Geleneksel Mısır dış politikasının bölgesel liderlik vizyonunun Sisi döneminde büyük oranda kaybedilmesi ve Körfez’deki aktörlerin Mısır’ın mütemadiyen manipüle etmesi ülkede çeşitli rahatsızlıklara yol açmaktadır. Bu bağlamda Kahire-Ankara hattında kurulacak ilişkilerle Mısır yönetiminin Körfez baskısına karşı bir direnç geliştirmesi mümkün olacak ve bölgedeki etkin rolünü yeniden üstlenme konusunda daha özgür adımlar atabilecektir. Son yıllarda Etiyopya ile Mısır arasındaki artan gerilimin ve hatta savaş çağrılarının olası sonuçları dikkate alındığında Türkiye ile inşa edilecek köprülerin Mısır’ın Nil üzerindeki statükosunu korumaya alan açabileceği düşünülmektedir. Özellikle Türkiye’nin, hem Mısır hem de Etiyopya için adil bir arabulucu olacağı varsayımından hareketle bu krizin çözülmesinde Ankara’nın Nil havzasının güvenliği ve istikrarı için hayati bir rol üstlenmesi mümkün olacaktır.

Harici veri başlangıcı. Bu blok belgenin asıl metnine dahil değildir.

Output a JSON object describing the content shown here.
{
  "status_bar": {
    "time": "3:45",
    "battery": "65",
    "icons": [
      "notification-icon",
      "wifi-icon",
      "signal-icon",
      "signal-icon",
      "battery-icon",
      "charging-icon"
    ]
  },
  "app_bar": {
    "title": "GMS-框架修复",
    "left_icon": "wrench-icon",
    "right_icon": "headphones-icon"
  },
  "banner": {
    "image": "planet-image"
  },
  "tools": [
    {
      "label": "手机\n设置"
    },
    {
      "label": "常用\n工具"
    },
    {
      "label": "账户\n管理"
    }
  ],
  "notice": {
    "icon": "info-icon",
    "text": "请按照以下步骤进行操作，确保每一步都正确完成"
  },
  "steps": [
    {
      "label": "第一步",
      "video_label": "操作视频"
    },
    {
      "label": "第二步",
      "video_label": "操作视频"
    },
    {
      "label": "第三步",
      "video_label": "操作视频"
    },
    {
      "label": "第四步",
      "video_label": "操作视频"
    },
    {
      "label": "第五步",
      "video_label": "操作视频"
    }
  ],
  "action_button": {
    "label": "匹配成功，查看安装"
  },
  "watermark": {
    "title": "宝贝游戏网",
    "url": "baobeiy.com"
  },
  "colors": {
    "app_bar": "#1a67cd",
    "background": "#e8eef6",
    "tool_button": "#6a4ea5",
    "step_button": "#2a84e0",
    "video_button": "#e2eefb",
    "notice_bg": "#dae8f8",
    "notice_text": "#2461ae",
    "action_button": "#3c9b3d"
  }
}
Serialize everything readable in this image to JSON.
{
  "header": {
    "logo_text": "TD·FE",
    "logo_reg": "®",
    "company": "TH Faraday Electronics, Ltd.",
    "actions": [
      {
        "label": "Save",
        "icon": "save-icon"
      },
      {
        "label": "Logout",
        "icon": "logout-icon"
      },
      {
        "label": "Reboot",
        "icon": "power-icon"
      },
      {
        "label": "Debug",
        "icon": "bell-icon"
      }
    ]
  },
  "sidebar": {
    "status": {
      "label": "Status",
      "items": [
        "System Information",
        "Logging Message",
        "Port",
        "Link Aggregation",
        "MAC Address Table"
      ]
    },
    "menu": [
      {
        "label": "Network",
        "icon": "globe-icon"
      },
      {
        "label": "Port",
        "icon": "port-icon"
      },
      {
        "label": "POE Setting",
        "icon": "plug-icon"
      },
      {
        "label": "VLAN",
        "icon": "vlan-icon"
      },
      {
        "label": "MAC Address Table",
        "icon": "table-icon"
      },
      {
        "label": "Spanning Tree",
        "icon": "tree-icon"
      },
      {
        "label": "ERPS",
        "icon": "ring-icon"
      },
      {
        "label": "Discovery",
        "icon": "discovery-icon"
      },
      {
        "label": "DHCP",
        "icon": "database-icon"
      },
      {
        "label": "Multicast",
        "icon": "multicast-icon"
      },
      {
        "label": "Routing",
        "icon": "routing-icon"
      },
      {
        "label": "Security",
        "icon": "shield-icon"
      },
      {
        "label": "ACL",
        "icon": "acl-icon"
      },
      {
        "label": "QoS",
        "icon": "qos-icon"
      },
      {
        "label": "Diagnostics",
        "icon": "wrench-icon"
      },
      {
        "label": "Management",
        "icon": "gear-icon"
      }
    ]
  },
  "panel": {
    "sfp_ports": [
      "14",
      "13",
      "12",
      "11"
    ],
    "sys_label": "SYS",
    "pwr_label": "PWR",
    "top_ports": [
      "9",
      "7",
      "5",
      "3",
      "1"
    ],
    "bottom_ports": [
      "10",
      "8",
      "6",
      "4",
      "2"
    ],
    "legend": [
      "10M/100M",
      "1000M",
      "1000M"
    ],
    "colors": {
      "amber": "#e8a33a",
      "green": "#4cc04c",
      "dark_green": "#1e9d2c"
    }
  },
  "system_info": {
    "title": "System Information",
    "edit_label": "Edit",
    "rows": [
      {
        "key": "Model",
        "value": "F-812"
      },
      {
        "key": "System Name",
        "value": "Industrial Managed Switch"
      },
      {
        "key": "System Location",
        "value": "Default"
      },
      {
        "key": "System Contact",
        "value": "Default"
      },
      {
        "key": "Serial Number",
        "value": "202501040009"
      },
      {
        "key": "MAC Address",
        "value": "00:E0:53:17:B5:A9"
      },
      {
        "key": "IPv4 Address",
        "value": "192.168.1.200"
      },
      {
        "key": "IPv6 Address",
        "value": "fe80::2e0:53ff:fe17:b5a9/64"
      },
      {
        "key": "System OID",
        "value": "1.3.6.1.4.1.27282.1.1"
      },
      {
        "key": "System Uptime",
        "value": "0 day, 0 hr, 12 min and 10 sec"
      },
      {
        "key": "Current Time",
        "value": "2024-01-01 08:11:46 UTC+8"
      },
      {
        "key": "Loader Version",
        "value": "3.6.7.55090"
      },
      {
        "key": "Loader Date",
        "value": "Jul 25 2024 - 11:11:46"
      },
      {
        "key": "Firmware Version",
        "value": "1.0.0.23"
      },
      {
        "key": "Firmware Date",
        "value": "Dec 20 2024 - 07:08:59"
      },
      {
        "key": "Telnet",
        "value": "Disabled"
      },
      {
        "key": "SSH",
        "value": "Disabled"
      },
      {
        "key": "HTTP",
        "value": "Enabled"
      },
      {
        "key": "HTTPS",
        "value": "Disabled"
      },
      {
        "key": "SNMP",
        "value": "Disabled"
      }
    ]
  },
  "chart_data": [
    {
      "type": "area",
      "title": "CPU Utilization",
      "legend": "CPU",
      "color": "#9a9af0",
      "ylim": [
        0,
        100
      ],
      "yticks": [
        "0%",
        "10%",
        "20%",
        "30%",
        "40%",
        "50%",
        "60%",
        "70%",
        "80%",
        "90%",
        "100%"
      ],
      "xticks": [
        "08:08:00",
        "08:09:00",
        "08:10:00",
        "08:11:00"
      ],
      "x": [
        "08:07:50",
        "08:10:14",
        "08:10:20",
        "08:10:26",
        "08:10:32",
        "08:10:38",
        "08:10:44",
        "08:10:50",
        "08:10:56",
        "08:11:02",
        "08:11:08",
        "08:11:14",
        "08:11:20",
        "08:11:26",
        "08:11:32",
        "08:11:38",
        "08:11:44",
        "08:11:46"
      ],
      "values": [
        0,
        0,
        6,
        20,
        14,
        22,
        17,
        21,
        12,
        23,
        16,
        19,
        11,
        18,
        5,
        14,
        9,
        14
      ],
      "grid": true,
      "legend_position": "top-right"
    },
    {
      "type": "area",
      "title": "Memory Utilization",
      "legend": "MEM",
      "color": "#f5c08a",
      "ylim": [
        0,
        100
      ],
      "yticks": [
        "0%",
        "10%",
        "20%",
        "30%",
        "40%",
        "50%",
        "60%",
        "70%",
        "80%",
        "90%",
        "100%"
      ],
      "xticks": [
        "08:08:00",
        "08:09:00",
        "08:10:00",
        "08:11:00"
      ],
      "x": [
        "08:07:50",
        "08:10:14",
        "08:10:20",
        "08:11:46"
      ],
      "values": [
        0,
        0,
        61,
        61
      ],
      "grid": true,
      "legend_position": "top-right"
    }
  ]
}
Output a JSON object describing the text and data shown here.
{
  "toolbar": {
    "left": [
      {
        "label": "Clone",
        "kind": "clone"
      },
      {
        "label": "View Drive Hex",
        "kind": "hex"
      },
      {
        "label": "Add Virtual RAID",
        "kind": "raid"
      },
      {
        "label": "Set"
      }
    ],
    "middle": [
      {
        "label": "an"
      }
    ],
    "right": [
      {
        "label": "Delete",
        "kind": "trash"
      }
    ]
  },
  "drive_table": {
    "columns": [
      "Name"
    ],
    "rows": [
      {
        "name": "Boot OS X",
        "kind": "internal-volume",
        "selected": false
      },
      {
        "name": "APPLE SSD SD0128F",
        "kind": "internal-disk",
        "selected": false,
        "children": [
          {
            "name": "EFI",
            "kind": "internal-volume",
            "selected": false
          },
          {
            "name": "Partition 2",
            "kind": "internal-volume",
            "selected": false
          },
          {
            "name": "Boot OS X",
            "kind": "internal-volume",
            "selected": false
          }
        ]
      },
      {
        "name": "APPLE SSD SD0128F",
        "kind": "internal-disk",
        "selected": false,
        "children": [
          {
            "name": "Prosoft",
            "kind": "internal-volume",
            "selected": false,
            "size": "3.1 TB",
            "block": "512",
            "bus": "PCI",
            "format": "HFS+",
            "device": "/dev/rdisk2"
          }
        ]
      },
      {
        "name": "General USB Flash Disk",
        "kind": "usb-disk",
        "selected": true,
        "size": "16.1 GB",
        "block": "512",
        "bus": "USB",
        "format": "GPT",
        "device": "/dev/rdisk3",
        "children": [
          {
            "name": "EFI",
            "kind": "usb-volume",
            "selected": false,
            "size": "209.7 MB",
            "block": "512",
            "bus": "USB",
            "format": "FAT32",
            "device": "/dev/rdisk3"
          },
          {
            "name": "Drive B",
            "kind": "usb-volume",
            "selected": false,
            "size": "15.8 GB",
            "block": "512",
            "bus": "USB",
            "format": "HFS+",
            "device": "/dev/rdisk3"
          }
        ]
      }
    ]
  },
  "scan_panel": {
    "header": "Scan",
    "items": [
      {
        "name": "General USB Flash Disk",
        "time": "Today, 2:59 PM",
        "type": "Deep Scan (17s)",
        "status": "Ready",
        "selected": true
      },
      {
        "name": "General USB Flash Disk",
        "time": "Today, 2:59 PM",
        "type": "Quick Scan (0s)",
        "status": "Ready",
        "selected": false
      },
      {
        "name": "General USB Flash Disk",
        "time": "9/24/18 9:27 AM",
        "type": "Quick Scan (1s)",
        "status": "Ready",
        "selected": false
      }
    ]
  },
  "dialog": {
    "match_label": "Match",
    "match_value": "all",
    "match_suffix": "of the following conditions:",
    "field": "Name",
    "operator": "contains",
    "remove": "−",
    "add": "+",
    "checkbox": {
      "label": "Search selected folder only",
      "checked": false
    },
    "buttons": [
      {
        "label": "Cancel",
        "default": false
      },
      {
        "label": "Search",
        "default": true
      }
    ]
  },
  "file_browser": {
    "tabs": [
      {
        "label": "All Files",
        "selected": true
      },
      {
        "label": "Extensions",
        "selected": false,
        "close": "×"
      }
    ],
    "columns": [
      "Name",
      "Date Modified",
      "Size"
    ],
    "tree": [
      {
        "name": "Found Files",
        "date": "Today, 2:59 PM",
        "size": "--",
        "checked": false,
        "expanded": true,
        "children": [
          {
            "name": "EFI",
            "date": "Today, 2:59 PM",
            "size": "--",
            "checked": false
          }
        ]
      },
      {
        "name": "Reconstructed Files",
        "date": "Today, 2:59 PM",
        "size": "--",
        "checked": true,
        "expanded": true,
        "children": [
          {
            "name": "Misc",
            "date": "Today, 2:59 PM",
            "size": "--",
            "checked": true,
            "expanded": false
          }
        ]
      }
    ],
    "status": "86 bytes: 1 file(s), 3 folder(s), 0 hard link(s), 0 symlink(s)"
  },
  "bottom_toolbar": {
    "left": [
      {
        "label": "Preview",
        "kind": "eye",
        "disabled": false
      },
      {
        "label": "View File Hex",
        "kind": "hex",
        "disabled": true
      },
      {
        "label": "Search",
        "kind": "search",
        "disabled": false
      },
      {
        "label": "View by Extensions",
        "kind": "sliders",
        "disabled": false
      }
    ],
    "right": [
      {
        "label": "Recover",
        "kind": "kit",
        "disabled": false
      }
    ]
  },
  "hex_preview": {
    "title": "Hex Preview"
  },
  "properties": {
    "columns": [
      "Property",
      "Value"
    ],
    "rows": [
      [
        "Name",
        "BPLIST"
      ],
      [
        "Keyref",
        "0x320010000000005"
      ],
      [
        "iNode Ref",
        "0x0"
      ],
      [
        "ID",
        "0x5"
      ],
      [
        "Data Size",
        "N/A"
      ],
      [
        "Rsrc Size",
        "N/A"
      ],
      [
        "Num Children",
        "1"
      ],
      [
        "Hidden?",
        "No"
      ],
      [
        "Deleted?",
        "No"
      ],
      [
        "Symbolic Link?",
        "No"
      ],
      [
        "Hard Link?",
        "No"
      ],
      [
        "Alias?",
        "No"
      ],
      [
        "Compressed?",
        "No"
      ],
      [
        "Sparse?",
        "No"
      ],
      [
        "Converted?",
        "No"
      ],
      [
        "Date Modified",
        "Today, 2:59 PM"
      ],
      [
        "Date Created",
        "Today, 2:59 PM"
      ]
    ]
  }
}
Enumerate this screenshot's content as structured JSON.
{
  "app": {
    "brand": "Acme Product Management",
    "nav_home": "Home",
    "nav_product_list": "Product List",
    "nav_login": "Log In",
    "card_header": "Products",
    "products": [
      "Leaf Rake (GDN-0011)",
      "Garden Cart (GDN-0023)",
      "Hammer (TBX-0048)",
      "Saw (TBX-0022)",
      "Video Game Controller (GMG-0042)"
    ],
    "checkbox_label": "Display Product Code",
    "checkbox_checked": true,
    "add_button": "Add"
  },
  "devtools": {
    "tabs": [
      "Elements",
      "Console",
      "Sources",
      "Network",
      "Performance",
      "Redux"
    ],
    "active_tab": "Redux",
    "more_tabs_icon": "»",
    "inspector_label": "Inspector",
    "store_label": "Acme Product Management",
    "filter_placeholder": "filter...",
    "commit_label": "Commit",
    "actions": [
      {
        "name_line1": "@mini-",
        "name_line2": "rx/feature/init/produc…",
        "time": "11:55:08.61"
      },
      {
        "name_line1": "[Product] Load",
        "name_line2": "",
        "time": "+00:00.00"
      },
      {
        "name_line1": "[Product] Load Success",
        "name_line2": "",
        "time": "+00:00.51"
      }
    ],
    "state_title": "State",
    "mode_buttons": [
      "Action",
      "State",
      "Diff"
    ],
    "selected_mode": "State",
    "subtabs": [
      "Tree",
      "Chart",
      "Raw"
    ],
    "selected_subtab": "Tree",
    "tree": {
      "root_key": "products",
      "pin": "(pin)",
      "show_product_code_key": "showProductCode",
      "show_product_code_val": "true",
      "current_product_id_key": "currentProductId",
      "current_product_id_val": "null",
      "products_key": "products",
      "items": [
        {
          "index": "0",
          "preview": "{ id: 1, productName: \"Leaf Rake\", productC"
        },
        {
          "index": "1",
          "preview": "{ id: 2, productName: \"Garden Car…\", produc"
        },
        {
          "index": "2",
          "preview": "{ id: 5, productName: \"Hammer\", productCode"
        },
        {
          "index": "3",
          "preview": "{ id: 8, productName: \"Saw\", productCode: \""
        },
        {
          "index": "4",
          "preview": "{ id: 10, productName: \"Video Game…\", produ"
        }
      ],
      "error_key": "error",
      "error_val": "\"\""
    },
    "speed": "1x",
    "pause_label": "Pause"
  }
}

Her iki ülkenin de Orta Doğu, Kuzey Afrika, Doğu Akdeniz ve Nil Havzası’nda değişen dengeler nedeniyle karşılıklı ilişkilerinde atılan ön adımları iyi değerlendirmesi ve yeni bir sayfanın açılması için tüm gayreti göstermesi gerekmektedir. Mısır ve Türkiye’nin yakın diyalog ilişkisi kurmaksızın bölgedeki etkin ve sürdürülebilir bir stratejiler hayata geçirmesi zor gözükmektedir. Özellikle de derinleşen Filistin meselesinin boyutları dikkate alındığında Ankara- Kahire arasında iyi niyet temelli bir yaklaşımın tesisi oldukça elzemdir. Bu çerçevede her iki ülkenin de karar alıcılılarının hamasi söylemlerden uzak durarak gerçekçi bir zeminde ve gerçekleştirilebilir gündemlerle politika üreterek iki ülke arasındaki sorunları sonlandırması ve karşılıkları ilişkileri artıracak daha üst düzel adımları ivedilikle atması gerekmektedir. Hem Türkiye hem Mısır kamuoyu, ikili ilişkilerin seyrini ele alırken bölgenin değişen dinamiklerini sürekli göz önünde bulundurmalı ve değerlendirme yaparken Filistin ve Libya boyutunu asla unutmamalıdır. Bölgenin gerek nüfus, gerek iktisadi ve askeri güç, gerekse siyasi kapasitesi itibarıyla büyük potansiyele sahip iki ülkesinin arasında güçlenecek bağların bölgenin istikrarına ve refahına büyük katkı sunacağı asla göz ardı edilmemelidir.